Un profond soulagement, une sorte d’apaisement, la preuve si longtemps attendue que cette ville que j’aimais était décidément aimable.

 

Mais pourquoi une telle joie alors que les difficultés auxquelles Marseille doit faire face n’ont pas changé depuis la semaine dernière ? Qu’est-ce qui a bien pu se dénouer samedi dernier en chacun de nous tandis que se jouait dans l’hémicycle du conseil municipal « la chute du monstre », pour reprendre un titre désormais incontournable ?

 

C’est l’étrange spectacle du lion et du taureau surplombant du haut de leurs échasses la place Bargemon qui m’a inspiré un début de réponse. En effet, au pied de ces installations surréalistes et alors que le monstre agonisant poussait ses derniers râles dans l’hémicycle, il n’en fallait pas beaucoup pour s’imaginer que chacun d’entre nous donnait au même instant le coup de grâce à une Chimère, cet animal hybride et maléfique, cette représentation terriblement pesante et inhibitrice que nous avions de notre ville.

Marseille, c’était « pas comme ailleurs. »

Marseille, c’était « comme ça depuis longtemps et ça ne risquait pas de changer. »

Marseille, c’était la droite, et pas la plus cosmopolite.

Marseille, c’était une ville où l’on préférait clôturer l’espace public que d’en faire profiter les SDF.

Marseille c’était les vieux grincheux, les plages fermées avant le coucher du soleil.

Marseille c’était « Barcelone le jour (???) et Barcelonnette la nuit. »

Marseille, c’était la ville où les trottoirs appartenaient plus aux voitures qu’aux poussettes.

Marseille, c’était l’OM. La ville de J-P Foucaud, de B.Tapie, de Soprano.

Marseille, c’était « le grand amour » de Gaudin. Qui réside dans le Var.

La ville de ceux qui n’y habitent pas.

 

Et puis voilà qu’à la surprise générale, une élection nous a révélé que, pour la plupart, les marseillais eux-mêmes ne se reconnaissent pas dans ce carcan.

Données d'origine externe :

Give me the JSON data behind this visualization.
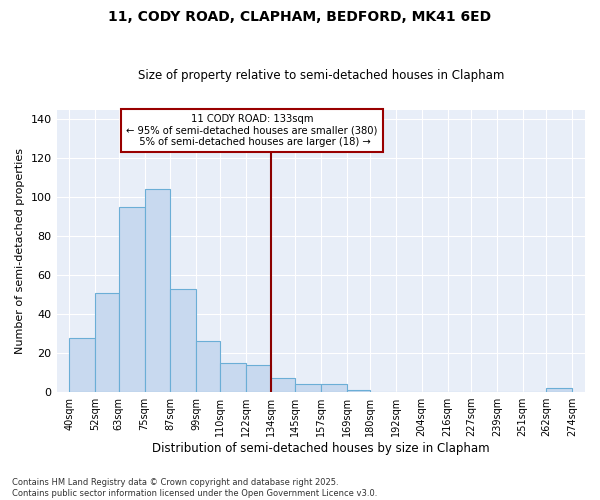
{
  "title1": "11, CODY ROAD, CLAPHAM, BEDFORD, MK41 6ED",
  "title2": "Size of property relative to semi-detached houses in Clapham",
  "xlabel": "Distribution of semi-detached houses by size in Clapham",
  "ylabel": "Number of semi-detached properties",
  "footnote": "Contains HM Land Registry data © Crown copyright and database right 2025.\nContains public sector information licensed under the Open Government Licence v3.0.",
  "bar_left_edges": [
    40,
    52,
    63,
    75,
    87,
    99,
    110,
    122,
    134,
    145,
    157,
    169,
    180,
    192,
    204,
    216,
    227,
    239,
    251,
    262
  ],
  "bar_widths": [
    12,
    11,
    12,
    12,
    12,
    11,
    12,
    12,
    11,
    12,
    12,
    11,
    12,
    12,
    12,
    11,
    12,
    12,
    11,
    12
  ],
  "bar_heights": [
    28,
    51,
    95,
    104,
    53,
    26,
    15,
    14,
    7,
    4,
    4,
    1,
    0,
    0,
    0,
    0,
    0,
    0,
    0,
    2
  ],
  "xtick_labels": [
    "40sqm",
    "52sqm",
    "63sqm",
    "75sqm",
    "87sqm",
    "99sqm",
    "110sqm",
    "122sqm",
    "134sqm",
    "145sqm",
    "157sqm",
    "169sqm",
    "180sqm",
    "192sqm",
    "204sqm",
    "216sqm",
    "227sqm",
    "239sqm",
    "251sqm",
    "262sqm",
    "274sqm"
  ],
  "xtick_positions": [
    40,
    52,
    63,
    75,
    87,
    99,
    110,
    122,
    134,
    145,
    157,
    169,
    180,
    192,
    204,
    216,
    227,
    239,
    251,
    262,
    274
  ],
  "bar_color": "#c8d9ef",
  "bar_edge_color": "#6baed6",
  "property_x": 134,
  "annotation_line1": "11 CODY ROAD: 133sqm",
  "annotation_line2": "← 95% of semi-detached houses are smaller (380)",
  "annotation_line3": "  5% of semi-detached houses are larger (18) →",
  "vline_color": "#8b0000",
  "annotation_box_color": "#ffffff",
  "annotation_box_edge": "#990000",
  "background_color": "#e8eef8",
  "ylim": [
    0,
    145
  ],
  "xlim": [
    34,
    280
  ],
  "yticks": [
    0,
    20,
    40,
    60,
    80,
    100,
    120,
    140
  ]
}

Qu’ils ne se sentaient pas à l’aise dans tous ces petits groupes un peu rances où l’on regarde le nouveau venu comme un étranger, et l’étranger comme une menace. Nous nous croyions seuls et samedi nous avons eu la divine surprise de nous découvrir majoritaires. De nous découvrir tels que nous étions et de nous faire reconnaître comme tels.

Et nous allons sans aucun doute continuer à le faire.

Créer une véritable démocratie locale en nous appuyant, au-delà de la carte postale défraîchie, sur les véritables ressources de la ville, dont nous ignorions jusque-là l’ampleur : des blogueurs et les communautés qu’ils créent, des associations et autres collectifs ad hoc sincèrement dévoués au bon fonctionnement de cette ville. Et parmi ces bonnes volontés, à la fois en pointe et au soutien, un journal local d’investigation que toutes les villes nous envient.

Alors à présent que le monstre est déboulonné, de l’Hôtel de Ville et de nos imaginaires, ne craignons plus de nous approprier notre ville. Apprenons à nous connaître tels que nous sommes.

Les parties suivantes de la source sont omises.